The last part of the validation protocol involved a study of interferences to evaluate the selectivity of the different electrodes in the presence of other substances likely to be found in an explosive mixture. For example, the Al-Qaeda terrorist Richard Reid, commonly known as ‘the shoe bomber’, attempted to ignite an explosive powder mixture of TATP and PETN packed in his shoes on American Airlines Flight 63 on December 2001 [3,18]. IEDs made of a mixture of explosives containing TATP require of a special analytical procedure compared to mixtures without TATP. In this case, PETN is an explosive that can be detected using screening methods for nitro explosives whereas TATP contains no nitro groups and would remain undetected for this procedure.

In order to demonstrate the selectivity of the sensor and to explore potential interferences from other explosives, solutions containing 1 mg·L⁻¹ of each of PETN, TNT, RDX, and HMX, in 0.025 mol·L⁻¹ LiClO₄ as the supporting electrolyte and different concentrations of TATP were prepared and analysed using both electrodes. Figure 8 shows the results of these analyses in the range of potentials where TATP is electroactive.
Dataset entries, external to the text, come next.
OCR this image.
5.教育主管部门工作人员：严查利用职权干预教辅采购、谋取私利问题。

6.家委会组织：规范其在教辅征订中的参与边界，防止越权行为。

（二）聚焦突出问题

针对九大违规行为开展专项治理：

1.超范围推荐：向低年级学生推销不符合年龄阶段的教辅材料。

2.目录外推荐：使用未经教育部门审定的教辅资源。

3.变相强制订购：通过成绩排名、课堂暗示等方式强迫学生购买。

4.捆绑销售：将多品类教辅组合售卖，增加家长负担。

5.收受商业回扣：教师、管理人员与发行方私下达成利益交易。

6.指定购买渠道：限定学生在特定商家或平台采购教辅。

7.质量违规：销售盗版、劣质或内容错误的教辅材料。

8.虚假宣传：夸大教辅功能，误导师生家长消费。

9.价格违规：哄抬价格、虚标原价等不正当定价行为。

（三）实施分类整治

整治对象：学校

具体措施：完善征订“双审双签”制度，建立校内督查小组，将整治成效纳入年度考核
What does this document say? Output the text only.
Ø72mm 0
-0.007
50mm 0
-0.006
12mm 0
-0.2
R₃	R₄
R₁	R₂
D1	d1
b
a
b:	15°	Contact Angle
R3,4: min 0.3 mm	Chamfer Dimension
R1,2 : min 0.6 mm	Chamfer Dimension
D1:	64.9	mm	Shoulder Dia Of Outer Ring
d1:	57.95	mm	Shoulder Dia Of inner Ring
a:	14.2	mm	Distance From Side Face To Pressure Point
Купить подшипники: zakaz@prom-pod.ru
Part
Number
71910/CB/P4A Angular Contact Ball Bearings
It is clear that, in the case of the TATP-MIP electrode, only a single peak corresponding to TATP is observed. In the case of the GC electrode multiple peaks are observed from the reduction and oxidation of the different explosives. In both cases the identification of TATP is clear as both peaks around −0.15 V are clearly defined.

For the TATP-MIP electrode, percentage recovery values of 108% and 77% were obtained for TATP concentrations of 11.1 and 22.2 μg·mL⁻¹ respectively. For the GC electrode, percentage recovery values in excess of 540% and 400% were obtained for TATP concentrations of 88.85 and 177.7 μg·mL⁻¹, respectively. In this case it is clear that the presence of these interfering explosives in similar concentrations to those of TATP dramatically affected the performance of the GC electrode but did not significantly affect the results obtained for the TATP-MIP electrode.

It has been demonstrated that the molecularly imprinted polymer both enhances and improves the electrochemical response when compared to a glassy carbon electrode for the analysis of TATP. There is an increase in the selectivity, sensitivity, precision and accuracy of the determinations for the former. The sensor developed here has proven superior sensitivity compared to those methods based on the use of IMS [6], piezoelectric sensors [9] and antibody-based sensors [8]. It presents slightly lower sensitivity than chromatographic methods coupled to mass spectrometry [1,7], but presents the advantages of lower analysis times, cheaper price and greater portability. When compared to other electrochemical sensors, it presents much lower sensitivity than sensors based on the indirect determination of TATP using H₂O₂ [11]. However, these are prone to a high rate of false positives as the determination is not selective enough. When compared to other more selective chronoamperometric methods [13] the sensitivity obtained is similar.

4. Conclusions

Unlike other previously developed electrochemical sensors which rely on the indirect determination of TATP, the electrochemical sensor based on a TATP molecular imprinted polymer developed in this study shows high selectivity in the direct determination of TATP in acetonitrile and detection and quantification limits in the range of low parts per billion. The linear response obtained makes this sensor suitable for trace analysis. The method developed using the TATP-MIP sensor has also proven to be both precise and accurate and the selectivity achieved in the presence of other interferences/explosives is superior to that of the glassy carbon electrode alone.